Ela não andava. Bailava no ar. As pessoas ao seu redor não tinham cor. Não tinham forma. Via apenas Úrsula. Via apenas seus maravilhosos cabelos vermelhos a ondular em meio a massa marrom das cabeças das pessoas. Num gesto vago, ela voltou-se para trás e, mesmo a distância, vi seus olhos me chamando. Dizendo para que eu fosse atrás dela. Que ela iria cuidar de mim. Que ela iria me dar amor e carinho.

Sai correndo atrás dela. Quando a vi, já no fim da escada rolante, mais uma vez não tive dúvidas. Não tive medo da dor ou se algo mais grave poderia me acontecer. Gritei o seu nome a plenos pulmões. Ela se virou na minha direção. E quando vi seu rosto corado, contendo um misto de surpresa e encanto, joguei-me escada abaixo.

Sai rolando pelos degraus, batendo nas pernas de outras pessoas, calcando o corpo nos desníveis, até chegar aos pés de Úrsula.

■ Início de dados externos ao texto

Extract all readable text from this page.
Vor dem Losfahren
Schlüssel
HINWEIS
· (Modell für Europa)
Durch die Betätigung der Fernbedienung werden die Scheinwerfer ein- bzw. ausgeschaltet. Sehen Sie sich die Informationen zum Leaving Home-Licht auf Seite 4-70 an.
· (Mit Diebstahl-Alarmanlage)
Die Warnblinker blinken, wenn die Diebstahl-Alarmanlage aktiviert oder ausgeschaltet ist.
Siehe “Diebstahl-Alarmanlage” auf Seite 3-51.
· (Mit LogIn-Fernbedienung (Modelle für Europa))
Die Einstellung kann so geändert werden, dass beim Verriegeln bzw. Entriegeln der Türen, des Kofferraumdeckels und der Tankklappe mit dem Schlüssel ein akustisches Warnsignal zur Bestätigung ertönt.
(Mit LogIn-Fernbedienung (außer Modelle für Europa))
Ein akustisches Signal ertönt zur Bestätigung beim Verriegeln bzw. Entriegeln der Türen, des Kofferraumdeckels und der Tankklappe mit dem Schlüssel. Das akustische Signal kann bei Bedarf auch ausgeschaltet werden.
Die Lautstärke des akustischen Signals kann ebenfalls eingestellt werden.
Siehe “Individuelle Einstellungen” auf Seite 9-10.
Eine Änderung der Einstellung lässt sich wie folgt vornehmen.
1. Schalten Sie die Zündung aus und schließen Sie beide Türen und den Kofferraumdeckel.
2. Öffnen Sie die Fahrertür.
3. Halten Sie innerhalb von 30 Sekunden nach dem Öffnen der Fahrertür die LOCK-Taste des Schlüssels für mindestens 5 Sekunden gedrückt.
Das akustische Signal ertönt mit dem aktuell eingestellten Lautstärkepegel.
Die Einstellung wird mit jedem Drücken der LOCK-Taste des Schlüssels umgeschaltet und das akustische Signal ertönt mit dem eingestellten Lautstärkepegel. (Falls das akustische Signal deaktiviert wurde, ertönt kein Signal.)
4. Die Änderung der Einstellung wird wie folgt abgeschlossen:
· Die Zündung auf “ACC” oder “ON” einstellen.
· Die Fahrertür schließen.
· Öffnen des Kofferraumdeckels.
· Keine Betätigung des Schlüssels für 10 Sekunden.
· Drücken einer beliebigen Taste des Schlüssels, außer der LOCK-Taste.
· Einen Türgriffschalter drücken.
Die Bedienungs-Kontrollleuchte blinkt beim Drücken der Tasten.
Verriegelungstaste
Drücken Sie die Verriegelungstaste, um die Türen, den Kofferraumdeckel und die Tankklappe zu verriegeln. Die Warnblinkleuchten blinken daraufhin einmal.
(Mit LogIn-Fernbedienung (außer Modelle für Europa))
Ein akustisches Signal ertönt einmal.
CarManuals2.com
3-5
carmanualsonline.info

Dolorido, com três costelas, o ombro, o braço e o tornozelo quebrados. Mas feliz. Feliz por estar ao seu lado.

Ela esticou a mão para me ajudar. Foi algo simplesmente maravilhoso. O toque mágico daquelas mãos suaves parecia curar a fratura do meu ombro.

Mas ela não me curou. Na verdade se afastou de mim. De ambulância fui para o hospital. Sem ela. De lá, fui para casa. Também sem sua doce companhia. De molho em casa, com o corpo todo doendo, todo quebrado, querendo amor e carinho, fiquei sozinho, completamente sozinho. Apenas minha mãe ia me visitar. E sempre ralhava comigo porque eu não prestava atenção por onde eu andava, sempre caia e me machucava.

E eu ali na cama. Olhando para a pintura de Matisse sem a moldura de vidro encostada atrás da porta, e concluindo que a minha mãe tinha razão. Eu caia e me machucava. Eu sempre caia, me machucava e buscava amor e consolo. Mas acabei mesmo foi caindo nas artimanhas do amor.

Cinco meses depois fui novamente procurar por Úrsula. Eu precisava falar com ela. Precisava explicar o quanto eu precisava dela. O quanto eu a amava. O quanto eu a queria do meu lado. Cuidando de mim. Cuidando das minhas dores, dos meus ossos quebrados. Confessar, enfim, que eu precisava dela para cuidar do meu coração.

Fiquei esperando do outro lado da calçada. Ela saiu do prédio. Bela como sempre. Linda. Maravilhosa. Gritei o seu nome. Ela não me ouviu. Decidi atravessar a rua num ímpeto... e não vi um ônibus que vinha em minha direção.

Felizmente não aconteceu nada de mais grave. Apenas fratura do fêmur, do braço esquerdo e uma leve concussão do cérebro. Mesmo porque eu estou aqui e agora contando tudo isso para vocês. Depois desse dia nunca mais vi Úrsula. O tempo acabou curando minhas fraturas sozinho. Não me trazendo ninguém para perto. Fiquei bom. Acabou.

Agora eu só preciso curar o meu coração. Totalmente esmigalhado. Mas a dor que sinto é mais forte do que as outras. Nada dói mais do que a dor de um amor não correspondido.

Ah... Úrsula...

O toque delicado daquelas mãos parecia curar a fratura do meu ombro.

Nada dois mais que um coração partido.